I have already shown that the soltions to the latter one are indeed the solutions to the former one. What is left is just the converse. A method figrued out is to use the uniqueness and the existence od the solution to the former eq.: since the latter one has solutions to the former one, and if we can show that the latter one indeed has a solution (has been done), then by the uni. and exis. we may draw the conlusion that two eq.'s have the same solution.
However, I seek a more direct way to show that the diff. eq. implies the int. eq..
 A: Alright my frd solved it. Not difficult.
The original diff. eq. is equivalent to 
$\tau^2 y\left ( \tau \right )= -y\left ( \tau \right )-y''\left ( \tau \right )$. 

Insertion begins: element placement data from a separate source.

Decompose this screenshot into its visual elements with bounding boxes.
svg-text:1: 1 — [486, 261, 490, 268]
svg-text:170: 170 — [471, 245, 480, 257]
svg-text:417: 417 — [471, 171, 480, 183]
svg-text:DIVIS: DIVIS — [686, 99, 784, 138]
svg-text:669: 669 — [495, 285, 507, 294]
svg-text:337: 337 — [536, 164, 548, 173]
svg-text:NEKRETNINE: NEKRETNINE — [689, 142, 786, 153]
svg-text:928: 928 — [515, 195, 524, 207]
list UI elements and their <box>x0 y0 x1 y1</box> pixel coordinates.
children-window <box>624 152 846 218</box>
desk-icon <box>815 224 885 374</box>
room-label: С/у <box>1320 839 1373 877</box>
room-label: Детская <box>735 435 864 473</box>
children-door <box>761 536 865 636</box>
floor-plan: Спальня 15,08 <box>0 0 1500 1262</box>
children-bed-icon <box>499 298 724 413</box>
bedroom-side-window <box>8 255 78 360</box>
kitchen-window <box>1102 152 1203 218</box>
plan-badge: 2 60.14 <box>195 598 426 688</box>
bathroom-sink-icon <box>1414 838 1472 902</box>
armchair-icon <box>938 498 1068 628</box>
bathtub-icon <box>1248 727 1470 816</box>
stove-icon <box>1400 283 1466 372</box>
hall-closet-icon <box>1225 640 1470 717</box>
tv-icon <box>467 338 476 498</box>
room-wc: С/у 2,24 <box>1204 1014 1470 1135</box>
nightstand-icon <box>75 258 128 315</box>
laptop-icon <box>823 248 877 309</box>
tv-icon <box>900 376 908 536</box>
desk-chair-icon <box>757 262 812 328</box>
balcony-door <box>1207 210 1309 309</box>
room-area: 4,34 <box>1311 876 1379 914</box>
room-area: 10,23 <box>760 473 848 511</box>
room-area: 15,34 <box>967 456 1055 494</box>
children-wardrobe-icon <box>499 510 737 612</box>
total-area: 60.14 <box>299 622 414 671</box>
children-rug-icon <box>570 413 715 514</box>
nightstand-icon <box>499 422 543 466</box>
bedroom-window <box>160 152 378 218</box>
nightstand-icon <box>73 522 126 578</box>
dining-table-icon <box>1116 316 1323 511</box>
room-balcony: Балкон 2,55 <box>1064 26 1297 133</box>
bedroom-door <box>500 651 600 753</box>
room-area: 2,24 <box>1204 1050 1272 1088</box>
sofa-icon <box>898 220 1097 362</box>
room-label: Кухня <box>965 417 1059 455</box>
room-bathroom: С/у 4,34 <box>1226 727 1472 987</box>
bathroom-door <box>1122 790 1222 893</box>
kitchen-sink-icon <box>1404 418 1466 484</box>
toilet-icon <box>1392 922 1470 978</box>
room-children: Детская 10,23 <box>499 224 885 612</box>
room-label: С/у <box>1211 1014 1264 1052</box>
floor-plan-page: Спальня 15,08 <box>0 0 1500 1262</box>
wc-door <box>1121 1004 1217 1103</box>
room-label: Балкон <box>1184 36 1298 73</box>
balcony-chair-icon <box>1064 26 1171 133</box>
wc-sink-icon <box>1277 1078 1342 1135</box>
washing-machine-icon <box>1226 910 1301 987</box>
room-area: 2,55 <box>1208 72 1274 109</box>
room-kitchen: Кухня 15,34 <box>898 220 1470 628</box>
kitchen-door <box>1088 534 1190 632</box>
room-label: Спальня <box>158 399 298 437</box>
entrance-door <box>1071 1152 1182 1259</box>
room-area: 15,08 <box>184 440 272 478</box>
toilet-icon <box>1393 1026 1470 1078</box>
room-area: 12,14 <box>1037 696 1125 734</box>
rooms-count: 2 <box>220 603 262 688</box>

Multiply both sides by the sine function and then integrate from $0$ to $t$:
$\int_{0}^{t}\sin\left ( \tau-t \right )\tau^2 y\left ( \tau \right ) d\tau= -\int_{0}^{t}\sin\left ( \tau-t \right )y\left ( \tau \right )d\tau-\int_{0}^{t}\sin\left ( \tau-t \right )y''\left ( \tau \right )d\tau$
Apply integration by parts on the R.H.S.:
$\int_{0}^{t}\sin\left ( \tau-t \right )\tau^2 y\left ( \tau \right ) d\tau = \int_{0}^{t} y\left ( \tau \right )d\cos\left ( \tau-t \right )-\int_{0}^{t} \sin\left ( \tau-t \right ) d y'\left ( \tau \right )=y\left ( t \right )- y\left ( 0\right )\cos t - \int_{0}^{t} y'\left ( \tau \right )\cos\left ( \tau-t \right ) d \tau - 0+\left ( - y'\left ( 0 \right )\sin\left ( t \right )\right )+\int_{0}^{t} y'\left ( \tau \right )\cos\left ( \tau-t \right ) d \tau$
Plug in the initial values in the R.H.S.:
$\int_{0}^{t}\sin\left ( \tau-t \right )\tau^2 y\left ( \tau \right ) d\tau = y\left ( t \right )-\cos t$
which is what we desired.